The original Ta-dum:

As we tentatively move out of this global nightmare, get back to offices, restaurants and, well, normal human functions, there’s the potential for streaming services to take a hit. But Netflix is once again on the money, staying ahead of the curve and keeping things fresh in the world of sound – this time gearing up for its foray into real cinemas.

In a clever, strategic, and ultimately fantastic move, it has buddied up with world renowned film composer Hans Zimmer to create the sound of the Netflix brand on a cinematic scale. And its really, really good.

There’s no doubt that creating this extended sonic identity is a bold move. The original Netflix “ta-dum!” is A1. It’s like Pavlov’s Dog – the repetition of that four second sonic every time you press play on a Netflix show – no matter the genre –gets you ready to be entertained. It’s an unshakeable connection wired in our brains. So making any changes to that connection is a pretty big decision – a brave one that’s turned out to be a great one.

It aligns Netflix with one of the big guns of cinema. Hans Zimmer is of course the legendary composer behind the scores for blockbusters including Gladiator, Inception, The Dark Knight, and Netflix’s own The Crown. He’s nothing short of a Hollywood movie rock star – so this collaboration with Zimmer, regardless of the end product, is a triumph of solid brand strategy.

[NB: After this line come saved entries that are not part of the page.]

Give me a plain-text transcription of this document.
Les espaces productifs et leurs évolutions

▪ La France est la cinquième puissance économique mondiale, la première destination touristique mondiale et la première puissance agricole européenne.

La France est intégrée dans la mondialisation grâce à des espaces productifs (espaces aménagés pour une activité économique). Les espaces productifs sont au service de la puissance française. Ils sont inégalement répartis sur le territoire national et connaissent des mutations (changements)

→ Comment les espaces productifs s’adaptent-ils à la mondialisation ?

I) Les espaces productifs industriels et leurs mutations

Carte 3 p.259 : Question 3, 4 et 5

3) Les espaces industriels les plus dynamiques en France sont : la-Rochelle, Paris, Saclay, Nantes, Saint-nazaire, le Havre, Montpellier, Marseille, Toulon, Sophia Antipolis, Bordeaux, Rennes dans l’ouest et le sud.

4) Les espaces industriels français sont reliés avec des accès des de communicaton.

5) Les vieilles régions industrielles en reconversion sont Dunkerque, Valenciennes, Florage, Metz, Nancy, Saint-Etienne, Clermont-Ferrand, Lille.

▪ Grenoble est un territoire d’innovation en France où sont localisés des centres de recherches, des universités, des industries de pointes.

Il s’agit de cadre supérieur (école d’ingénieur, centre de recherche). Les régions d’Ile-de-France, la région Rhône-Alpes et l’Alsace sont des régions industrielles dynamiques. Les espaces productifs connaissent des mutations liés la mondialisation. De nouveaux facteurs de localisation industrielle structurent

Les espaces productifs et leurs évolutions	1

That said, the end product is of course a winner. The years of investment and groundwork that have already gone into the original “ta-dum” actually allowed for this process of expansion and exploration to be more straightforward. Netflix already knew what it sounded like as a brand, the job for Zimmer was to take that and transform it into a longer, but just as captivating, sonic for cinema. And the best part is that it really does sound like Netflix – the hint of “ta-dum” is alive and well.

Ultimately, the 16-second, supercharged version works to move the Netflix brand forward. It stands up against the cinema greats - 20th Century Fox, the MGM Lion, and THX. It’s fresh. It’s smart. It’s innovative - it’s exactly how all brands should be using sound, as a focal point for engagement and connection.